I have a history of transactions for large number of properties that I want to prepare for analysis. The transactions are in a file which I have/can setup to also import into a database table. The support data is also in files (CSV) but could also be put into database tables.

Questions are:

I need to merge some additional data that is in CSV files, looking up by ID - this would just effectively add columns from one file to the master table to perform a simple join - the example is taking a property transaction and then adding some additional type classification by looking up that transaction in a seperate file/table - is the join table node the best to use for this?
I then need to 'flag' some records - we are looking up whether a property transaction is of a type that is listed in a seperate file/table - in this case a list of transaction types that are considered distinct types for review - I think the right way to do this is with an outer join to add the flag?
I also then need to match to one last data set which links the transaction to a client record - getting the correct client record requires looking at the transaction date and then searching for the correct client record in a file that has the client ID with a start date and end date for each property. I am really not sure of the best way to go about this:
1. Should I take the joined table and loop over it with the 'Table Row to Variable Loop Start'?
2. If so then what would be the best approach or nodes to use to take each row, pick out the ID and date to use for a look up and then take that and query the client dataset?
3. Or, is it better and more stratightfoward to push client data and the joined table into a database and then write a view or stored procedure that handles this search and combine for me?

Many thanks in advance,

Jonathan

marco_ghislanzoni · July 29, 2016, 12:20pm

Hi Jonathan,

most of the tasks you describe can be accomplished with the Joiner node and with the Rule Engine node (like flagging records depending on certain conditions). If your data are in a database, you can access it from KNIME and use the Database Joiner node to perform similar operations.

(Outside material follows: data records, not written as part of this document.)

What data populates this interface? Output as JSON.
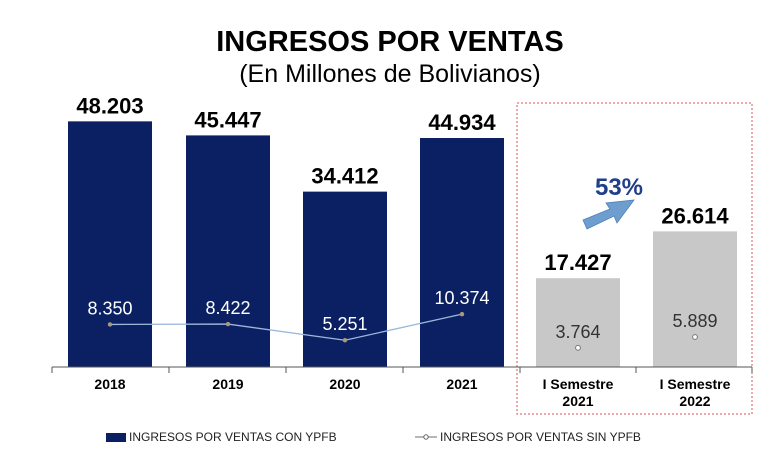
{
  "title": "INGRESOS POR VENTAS",
  "subtitle": "(En Millones de Bolivianos)",
  "growth_label": "53%",
  "colors": {
    "bar_actual": "#0b2063",
    "bar_semester": "#c8c8c8",
    "line": "#9ab8da",
    "marker": "#a89a78",
    "highlight_border": "#d9534f",
    "growth_text": "#1f3f8a",
    "arrow": "#6e9ed0"
  },
  "chart_data": {
    "type": "bar",
    "title": "INGRESOS POR VENTAS",
    "subtitle": "(En Millones de Bolivianos)",
    "categories": [
      "2018",
      "2019",
      "2020",
      "2021",
      "I Semestre 2021",
      "I Semestre 2022"
    ],
    "category_labels": [
      [
        "2018"
      ],
      [
        "2019"
      ],
      [
        "2020"
      ],
      [
        "2021"
      ],
      [
        "I Semestre",
        "2021"
      ],
      [
        "I Semestre",
        "2022"
      ]
    ],
    "ylim": [
      0,
      52000
    ],
    "series": [
      {
        "name": "INGRESOS POR VENTAS CON YPFB",
        "kind": "bar",
        "values": [
          48203,
          45447,
          34412,
          44934,
          17427,
          26614
        ],
        "labels": [
          "48.203",
          "45.447",
          "34.412",
          "44.934",
          "17.427",
          "26.614"
        ]
      },
      {
        "name": "INGRESOS POR VENTAS SIN YPFB",
        "kind": "line",
        "values": [
          8350,
          8422,
          5251,
          10374,
          3764,
          5889
        ],
        "labels": [
          "8.350",
          "8.422",
          "5.251",
          "10.374",
          "3.764",
          "5.889"
        ]
      }
    ],
    "annotation": "53%",
    "legend_position": "bottom",
    "grid": false
  }
}
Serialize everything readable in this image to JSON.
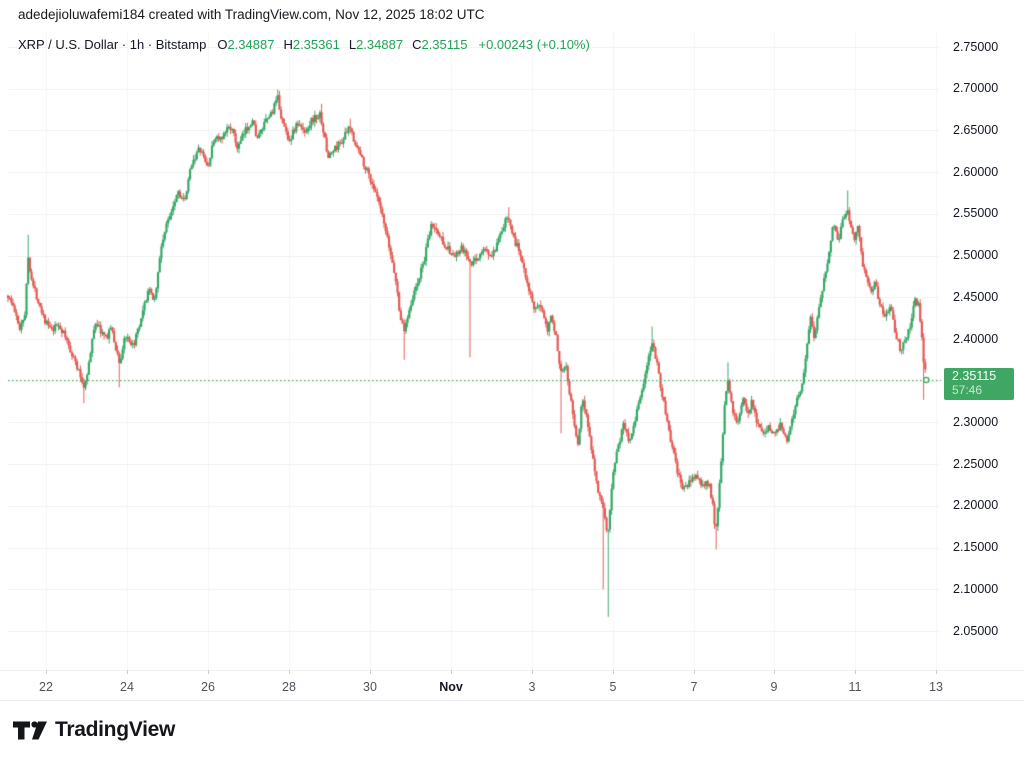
{
  "attribution": "adedejioluwafemi184 created with TradingView.com, Nov 12, 2025 18:02 UTC",
  "header": {
    "symbol_title": "XRP / U.S. Dollar · 1h · Bitstamp",
    "ohlc_items": [
      {
        "k": "O",
        "v": "2.34887"
      },
      {
        "k": "H",
        "v": "2.35361"
      },
      {
        "k": "L",
        "v": "2.34887"
      },
      {
        "k": "C",
        "v": "2.35115"
      }
    ],
    "change": "+0.00243 (+0.10%)"
  },
  "price_label": {
    "value": "2.35115",
    "countdown": "57:46"
  },
  "logo": {
    "text": "TradingView"
  },
  "colors": {
    "up": "#2ea45f",
    "down": "#e2544e",
    "accent_green": "#3fa663",
    "text_green": "#1fa35a",
    "text_dark": "#131722",
    "text_gray": "#50535e",
    "grid_h": "#f0f0ef",
    "grid_v": "#f6f5f2"
  },
  "chart_data": {
    "type": "candlestick",
    "symbol": "XRP/USD",
    "interval": "1h",
    "exchange": "Bitstamp",
    "title": "XRP / U.S. Dollar · 1h · Bitstamp",
    "last": {
      "open": 2.34887,
      "high": 2.35361,
      "low": 2.34887,
      "close": 2.35115
    },
    "change": 0.00243,
    "change_pct": 0.1,
    "ylim": [
      2.05,
      2.75
    ],
    "grid": true,
    "y_ticks": [
      "2.75000",
      "2.70000",
      "2.65000",
      "2.60000",
      "2.55000",
      "2.50000",
      "2.45000",
      "2.40000",
      "2.30000",
      "2.25000",
      "2.20000",
      "2.15000",
      "2.10000",
      "2.05000"
    ],
    "x_ticks": [
      {
        "label": "22",
        "d": 0,
        "em": false
      },
      {
        "label": "24",
        "d": 2,
        "em": false
      },
      {
        "label": "26",
        "d": 4,
        "em": false
      },
      {
        "label": "28",
        "d": 6,
        "em": false
      },
      {
        "label": "30",
        "d": 8,
        "em": false
      },
      {
        "label": "Nov",
        "d": 10,
        "em": true
      },
      {
        "label": "3",
        "d": 12,
        "em": false
      },
      {
        "label": "5",
        "d": 14,
        "em": false
      },
      {
        "label": "7",
        "d": 16,
        "em": false
      },
      {
        "label": "9",
        "d": 18,
        "em": false
      },
      {
        "label": "11",
        "d": 20,
        "em": false
      },
      {
        "label": "13",
        "d": 22,
        "em": false
      }
    ],
    "path": [
      [
        -0.94,
        2.452
      ],
      [
        -0.8,
        2.438
      ],
      [
        -0.66,
        2.412
      ],
      [
        -0.52,
        2.432
      ],
      [
        -0.44,
        2.498
      ],
      [
        -0.33,
        2.465
      ],
      [
        -0.18,
        2.445
      ],
      [
        -0.02,
        2.422
      ],
      [
        0.15,
        2.408
      ],
      [
        0.3,
        2.418
      ],
      [
        0.45,
        2.405
      ],
      [
        0.64,
        2.383
      ],
      [
        0.8,
        2.362
      ],
      [
        0.94,
        2.342
      ],
      [
        1.09,
        2.378
      ],
      [
        1.21,
        2.422
      ],
      [
        1.35,
        2.41
      ],
      [
        1.48,
        2.4
      ],
      [
        1.6,
        2.415
      ],
      [
        1.72,
        2.39
      ],
      [
        1.83,
        2.37
      ],
      [
        1.95,
        2.405
      ],
      [
        2.12,
        2.388
      ],
      [
        2.32,
        2.415
      ],
      [
        2.52,
        2.458
      ],
      [
        2.69,
        2.448
      ],
      [
        2.86,
        2.515
      ],
      [
        3.06,
        2.55
      ],
      [
        3.26,
        2.578
      ],
      [
        3.43,
        2.563
      ],
      [
        3.6,
        2.612
      ],
      [
        3.8,
        2.628
      ],
      [
        4.0,
        2.605
      ],
      [
        4.17,
        2.643
      ],
      [
        4.35,
        2.638
      ],
      [
        4.54,
        2.658
      ],
      [
        4.74,
        2.628
      ],
      [
        4.91,
        2.648
      ],
      [
        5.09,
        2.663
      ],
      [
        5.23,
        2.64
      ],
      [
        5.41,
        2.658
      ],
      [
        5.58,
        2.672
      ],
      [
        5.73,
        2.688
      ],
      [
        5.85,
        2.658
      ],
      [
        6.02,
        2.638
      ],
      [
        6.2,
        2.658
      ],
      [
        6.39,
        2.648
      ],
      [
        6.57,
        2.663
      ],
      [
        6.79,
        2.668
      ],
      [
        6.96,
        2.618
      ],
      [
        7.14,
        2.628
      ],
      [
        7.31,
        2.638
      ],
      [
        7.51,
        2.653
      ],
      [
        7.7,
        2.628
      ],
      [
        7.88,
        2.608
      ],
      [
        8.05,
        2.588
      ],
      [
        8.25,
        2.558
      ],
      [
        8.44,
        2.518
      ],
      [
        8.62,
        2.478
      ],
      [
        8.74,
        2.432
      ],
      [
        8.84,
        2.408
      ],
      [
        8.99,
        2.44
      ],
      [
        9.19,
        2.468
      ],
      [
        9.36,
        2.498
      ],
      [
        9.53,
        2.538
      ],
      [
        9.73,
        2.523
      ],
      [
        9.93,
        2.508
      ],
      [
        10.1,
        2.498
      ],
      [
        10.27,
        2.508
      ],
      [
        10.42,
        2.498
      ],
      [
        10.49,
        2.487
      ],
      [
        10.67,
        2.498
      ],
      [
        10.84,
        2.508
      ],
      [
        11.01,
        2.498
      ],
      [
        11.16,
        2.513
      ],
      [
        11.33,
        2.538
      ],
      [
        11.43,
        2.548
      ],
      [
        11.58,
        2.518
      ],
      [
        11.75,
        2.498
      ],
      [
        11.9,
        2.468
      ],
      [
        12.07,
        2.432
      ],
      [
        12.25,
        2.44
      ],
      [
        12.4,
        2.412
      ],
      [
        12.49,
        2.432
      ],
      [
        12.64,
        2.39
      ],
      [
        12.72,
        2.362
      ],
      [
        12.84,
        2.372
      ],
      [
        12.99,
        2.318
      ],
      [
        13.14,
        2.272
      ],
      [
        13.26,
        2.332
      ],
      [
        13.38,
        2.3
      ],
      [
        13.51,
        2.26
      ],
      [
        13.63,
        2.222
      ],
      [
        13.75,
        2.198
      ],
      [
        13.88,
        2.162
      ],
      [
        14.0,
        2.238
      ],
      [
        14.12,
        2.268
      ],
      [
        14.27,
        2.298
      ],
      [
        14.42,
        2.278
      ],
      [
        14.57,
        2.308
      ],
      [
        14.72,
        2.338
      ],
      [
        14.86,
        2.368
      ],
      [
        14.99,
        2.398
      ],
      [
        15.11,
        2.368
      ],
      [
        15.23,
        2.332
      ],
      [
        15.36,
        2.298
      ],
      [
        15.48,
        2.268
      ],
      [
        15.6,
        2.242
      ],
      [
        15.73,
        2.218
      ],
      [
        15.9,
        2.228
      ],
      [
        16.07,
        2.238
      ],
      [
        16.22,
        2.222
      ],
      [
        16.37,
        2.228
      ],
      [
        16.47,
        2.202
      ],
      [
        16.54,
        2.168
      ],
      [
        16.64,
        2.222
      ],
      [
        16.74,
        2.3
      ],
      [
        16.84,
        2.358
      ],
      [
        16.96,
        2.318
      ],
      [
        17.08,
        2.298
      ],
      [
        17.21,
        2.328
      ],
      [
        17.33,
        2.308
      ],
      [
        17.45,
        2.328
      ],
      [
        17.58,
        2.298
      ],
      [
        17.73,
        2.288
      ],
      [
        17.87,
        2.293
      ],
      [
        18.02,
        2.288
      ],
      [
        18.17,
        2.298
      ],
      [
        18.32,
        2.278
      ],
      [
        18.44,
        2.308
      ],
      [
        18.57,
        2.328
      ],
      [
        18.69,
        2.348
      ],
      [
        18.79,
        2.388
      ],
      [
        18.89,
        2.428
      ],
      [
        18.99,
        2.402
      ],
      [
        19.09,
        2.438
      ],
      [
        19.21,
        2.468
      ],
      [
        19.33,
        2.498
      ],
      [
        19.46,
        2.538
      ],
      [
        19.58,
        2.518
      ],
      [
        19.7,
        2.548
      ],
      [
        19.83,
        2.552
      ],
      [
        19.95,
        2.518
      ],
      [
        20.05,
        2.538
      ],
      [
        20.15,
        2.498
      ],
      [
        20.25,
        2.478
      ],
      [
        20.37,
        2.458
      ],
      [
        20.49,
        2.468
      ],
      [
        20.62,
        2.438
      ],
      [
        20.74,
        2.428
      ],
      [
        20.86,
        2.438
      ],
      [
        20.99,
        2.408
      ],
      [
        21.11,
        2.388
      ],
      [
        21.24,
        2.398
      ],
      [
        21.36,
        2.418
      ],
      [
        21.48,
        2.448
      ],
      [
        21.58,
        2.438
      ],
      [
        21.68,
        2.378
      ],
      [
        21.75,
        2.351
      ]
    ],
    "spikes_high": [
      [
        -0.44,
        2.525
      ],
      [
        5.73,
        2.699
      ],
      [
        6.79,
        2.682
      ],
      [
        7.51,
        2.664
      ],
      [
        11.43,
        2.558
      ],
      [
        14.99,
        2.415
      ],
      [
        16.84,
        2.372
      ],
      [
        19.83,
        2.578
      ]
    ],
    "spikes_low": [
      [
        0.94,
        2.323
      ],
      [
        1.83,
        2.342
      ],
      [
        8.84,
        2.375
      ],
      [
        10.49,
        2.378
      ],
      [
        12.72,
        2.287
      ],
      [
        13.75,
        2.1
      ],
      [
        13.88,
        2.067
      ],
      [
        16.54,
        2.148
      ],
      [
        21.7,
        2.327
      ]
    ]
  }
}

Instead of coming up with complex rules, you can often simplify your workflow by adding working columns (e.g. date ranges, number of days, etc.) which can be removed when you no longer need them.

It is difficult to be more specific without knowing your data structure, size and quality (i.e. are there missing values? Are the matches going to be exact ones or do you need fuzzy matching? Will you be working on few hundred lines or millions?)

Hope this helps anyway. Feel free to give it a try and post a follow-up for additional help.

Cheers,
Marco.

peter_miller · December 15, 2016, 12:06pm

Hi,

for me, i merge CSV before i import using merge csv files.